Even with her new skills, she isn't about to go back to being a tech employee. Running her own business allows Shortt to see her children during the day. She still puts in lots of time, but has far more flexible hours, doing much of her work at night.
While Jacobs and Shortt knew when it was time to change careers, the decision is not always easy. Karyl Innis, CEO of TheInnisCompany in Dallas (www.inniscompany.com) suggests that if you're looking for a job, but can't or won't relocate or when you can't or won't suffer non-techies, it may be time to get out of tech. A performance evaluation in the bottom 25%, being skipped for a raise when others received one, or rarely being selected for special task forces are also warning signs.
As a provider of outplacement services, Innis has observed that IT professionals have certain skills sets that transfer well to the non-tech world, such as the ability to set plans and solve problems, focusing on facts and detail. There is a weakness too. "Most techies don't have a soft side," says Innis. "In business, the human side is as much of the equation as the fact set."

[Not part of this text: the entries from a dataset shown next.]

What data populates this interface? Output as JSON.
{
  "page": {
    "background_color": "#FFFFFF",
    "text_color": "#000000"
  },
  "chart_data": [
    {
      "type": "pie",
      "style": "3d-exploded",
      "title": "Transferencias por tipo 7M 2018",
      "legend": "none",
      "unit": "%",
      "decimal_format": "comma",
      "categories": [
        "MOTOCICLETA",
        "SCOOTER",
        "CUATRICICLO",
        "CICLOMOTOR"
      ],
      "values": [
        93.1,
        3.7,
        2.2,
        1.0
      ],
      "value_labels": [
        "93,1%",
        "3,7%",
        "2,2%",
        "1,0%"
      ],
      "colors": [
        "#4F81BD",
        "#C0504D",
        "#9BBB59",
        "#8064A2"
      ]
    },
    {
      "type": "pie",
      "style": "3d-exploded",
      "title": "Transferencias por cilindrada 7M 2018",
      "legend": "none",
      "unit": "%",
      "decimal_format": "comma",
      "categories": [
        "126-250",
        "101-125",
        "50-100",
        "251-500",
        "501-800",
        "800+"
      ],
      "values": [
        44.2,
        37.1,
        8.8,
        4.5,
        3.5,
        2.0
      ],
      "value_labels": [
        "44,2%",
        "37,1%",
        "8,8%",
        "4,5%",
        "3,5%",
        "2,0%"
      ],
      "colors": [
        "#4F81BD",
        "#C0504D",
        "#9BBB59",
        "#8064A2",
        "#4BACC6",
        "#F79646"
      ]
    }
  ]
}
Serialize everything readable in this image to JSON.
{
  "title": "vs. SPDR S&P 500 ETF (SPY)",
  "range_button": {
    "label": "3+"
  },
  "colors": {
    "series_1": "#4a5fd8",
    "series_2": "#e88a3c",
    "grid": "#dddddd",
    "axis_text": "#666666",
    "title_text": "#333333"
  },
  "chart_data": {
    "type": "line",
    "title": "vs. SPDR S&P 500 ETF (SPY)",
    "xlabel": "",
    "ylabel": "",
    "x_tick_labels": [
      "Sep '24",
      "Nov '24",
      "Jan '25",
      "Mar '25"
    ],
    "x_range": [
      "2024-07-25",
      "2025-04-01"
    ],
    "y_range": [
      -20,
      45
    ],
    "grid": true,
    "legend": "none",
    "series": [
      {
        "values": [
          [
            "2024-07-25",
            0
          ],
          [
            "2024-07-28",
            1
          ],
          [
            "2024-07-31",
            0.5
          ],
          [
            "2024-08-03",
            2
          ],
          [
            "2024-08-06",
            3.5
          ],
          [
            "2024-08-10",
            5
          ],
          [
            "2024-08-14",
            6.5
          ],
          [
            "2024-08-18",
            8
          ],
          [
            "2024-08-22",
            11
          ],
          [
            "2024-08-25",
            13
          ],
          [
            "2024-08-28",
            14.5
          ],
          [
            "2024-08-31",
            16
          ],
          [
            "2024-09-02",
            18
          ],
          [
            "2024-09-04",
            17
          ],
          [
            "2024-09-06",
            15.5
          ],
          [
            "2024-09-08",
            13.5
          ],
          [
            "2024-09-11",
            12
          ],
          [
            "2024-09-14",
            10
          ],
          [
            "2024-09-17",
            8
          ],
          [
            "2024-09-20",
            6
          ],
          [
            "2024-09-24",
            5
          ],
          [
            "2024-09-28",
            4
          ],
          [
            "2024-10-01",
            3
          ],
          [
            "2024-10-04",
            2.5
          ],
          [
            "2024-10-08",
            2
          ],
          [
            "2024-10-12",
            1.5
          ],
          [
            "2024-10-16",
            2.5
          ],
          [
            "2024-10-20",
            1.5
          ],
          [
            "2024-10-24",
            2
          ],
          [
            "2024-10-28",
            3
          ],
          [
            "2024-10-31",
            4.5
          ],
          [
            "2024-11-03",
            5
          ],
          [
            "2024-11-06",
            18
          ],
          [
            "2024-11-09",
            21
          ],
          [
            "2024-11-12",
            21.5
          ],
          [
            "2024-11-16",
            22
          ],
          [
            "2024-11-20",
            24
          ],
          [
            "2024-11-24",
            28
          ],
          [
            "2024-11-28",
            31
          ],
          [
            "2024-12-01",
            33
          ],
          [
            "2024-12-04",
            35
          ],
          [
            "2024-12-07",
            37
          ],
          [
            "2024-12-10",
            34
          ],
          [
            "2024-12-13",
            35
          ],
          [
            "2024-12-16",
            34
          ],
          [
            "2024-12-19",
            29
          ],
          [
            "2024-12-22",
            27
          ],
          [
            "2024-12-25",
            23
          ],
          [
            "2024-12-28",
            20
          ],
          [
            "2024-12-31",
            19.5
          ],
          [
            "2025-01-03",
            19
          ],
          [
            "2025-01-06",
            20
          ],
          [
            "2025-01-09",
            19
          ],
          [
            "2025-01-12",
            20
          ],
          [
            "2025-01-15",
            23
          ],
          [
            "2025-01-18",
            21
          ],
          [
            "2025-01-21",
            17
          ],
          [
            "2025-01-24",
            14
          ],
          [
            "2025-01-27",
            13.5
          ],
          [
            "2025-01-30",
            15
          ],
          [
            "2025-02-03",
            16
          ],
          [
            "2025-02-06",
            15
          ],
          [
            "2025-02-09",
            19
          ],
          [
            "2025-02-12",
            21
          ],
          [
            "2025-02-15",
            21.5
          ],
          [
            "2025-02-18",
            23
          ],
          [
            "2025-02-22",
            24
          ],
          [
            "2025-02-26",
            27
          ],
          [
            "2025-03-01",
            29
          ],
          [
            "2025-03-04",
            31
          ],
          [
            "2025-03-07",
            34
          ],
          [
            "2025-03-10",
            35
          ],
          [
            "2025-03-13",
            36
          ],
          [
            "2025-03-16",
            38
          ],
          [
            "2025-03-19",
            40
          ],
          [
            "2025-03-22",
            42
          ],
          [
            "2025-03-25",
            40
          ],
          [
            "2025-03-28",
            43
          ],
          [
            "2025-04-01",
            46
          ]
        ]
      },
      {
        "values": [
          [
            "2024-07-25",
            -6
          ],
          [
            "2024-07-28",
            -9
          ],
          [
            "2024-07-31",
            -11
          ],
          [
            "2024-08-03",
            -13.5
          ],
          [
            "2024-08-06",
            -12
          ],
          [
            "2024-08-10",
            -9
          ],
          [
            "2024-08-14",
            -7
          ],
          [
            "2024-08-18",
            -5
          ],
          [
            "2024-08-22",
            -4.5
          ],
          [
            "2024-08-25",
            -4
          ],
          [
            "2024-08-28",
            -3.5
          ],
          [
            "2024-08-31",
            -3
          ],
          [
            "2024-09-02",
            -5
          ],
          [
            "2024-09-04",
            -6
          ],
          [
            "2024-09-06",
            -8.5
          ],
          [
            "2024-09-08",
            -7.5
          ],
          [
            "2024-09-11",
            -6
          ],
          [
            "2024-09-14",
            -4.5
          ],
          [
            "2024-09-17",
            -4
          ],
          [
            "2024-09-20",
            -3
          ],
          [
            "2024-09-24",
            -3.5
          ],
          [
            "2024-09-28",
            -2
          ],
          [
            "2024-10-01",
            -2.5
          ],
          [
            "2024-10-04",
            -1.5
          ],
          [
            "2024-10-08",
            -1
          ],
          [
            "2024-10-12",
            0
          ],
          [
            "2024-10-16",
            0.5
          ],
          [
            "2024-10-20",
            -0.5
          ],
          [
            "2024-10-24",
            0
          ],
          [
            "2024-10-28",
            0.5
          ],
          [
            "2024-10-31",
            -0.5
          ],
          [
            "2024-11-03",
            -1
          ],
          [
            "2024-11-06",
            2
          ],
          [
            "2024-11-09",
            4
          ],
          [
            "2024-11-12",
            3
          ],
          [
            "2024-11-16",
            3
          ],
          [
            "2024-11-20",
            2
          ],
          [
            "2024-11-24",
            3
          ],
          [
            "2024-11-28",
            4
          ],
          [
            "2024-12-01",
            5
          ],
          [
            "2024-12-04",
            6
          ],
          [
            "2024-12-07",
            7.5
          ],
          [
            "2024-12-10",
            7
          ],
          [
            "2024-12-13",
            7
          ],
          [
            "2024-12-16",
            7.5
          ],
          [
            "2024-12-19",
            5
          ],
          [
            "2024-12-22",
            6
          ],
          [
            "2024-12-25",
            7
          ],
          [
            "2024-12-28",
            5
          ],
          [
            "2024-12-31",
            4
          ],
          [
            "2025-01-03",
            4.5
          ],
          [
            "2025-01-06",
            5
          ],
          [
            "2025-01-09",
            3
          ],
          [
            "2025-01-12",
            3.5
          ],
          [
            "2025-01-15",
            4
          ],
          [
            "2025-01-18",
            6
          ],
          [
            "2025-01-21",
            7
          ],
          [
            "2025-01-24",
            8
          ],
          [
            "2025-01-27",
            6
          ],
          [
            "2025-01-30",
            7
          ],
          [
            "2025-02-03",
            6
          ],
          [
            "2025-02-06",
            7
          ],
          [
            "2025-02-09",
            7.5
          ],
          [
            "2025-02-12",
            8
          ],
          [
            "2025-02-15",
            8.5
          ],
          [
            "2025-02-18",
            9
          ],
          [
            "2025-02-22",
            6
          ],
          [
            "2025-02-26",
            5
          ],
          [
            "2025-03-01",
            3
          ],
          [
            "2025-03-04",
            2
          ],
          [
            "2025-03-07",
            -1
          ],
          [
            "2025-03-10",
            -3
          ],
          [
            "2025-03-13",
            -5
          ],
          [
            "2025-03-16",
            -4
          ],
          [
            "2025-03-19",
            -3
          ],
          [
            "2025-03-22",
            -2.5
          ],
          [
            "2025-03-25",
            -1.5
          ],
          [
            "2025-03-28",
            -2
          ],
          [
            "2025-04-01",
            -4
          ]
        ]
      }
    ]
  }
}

Getting out of tech altogether isn't right for everybody. People need to evaluate what they like and dislike about their job. Innis advises drawing a three-ring graph, with one ring representing skills, one for interests, and one for current market conditions. The intersection of the three rings is where a new job or career might be found.
"People leave people, not companies," said Innis. It's a common mistake to talk about leaving the profession instead of the situation. Sometimes a change of environment is what's really needed. "Don't leave tech if you're good at it."
Jon Boroshok is an accomplished strategist and freelance writer in Groton, Mass. His articles and columns have appeared in The Boston Globe, The Christian Science Monitor, Crain Communications, ZDNet, CMP Publications, and TechLiving magazine.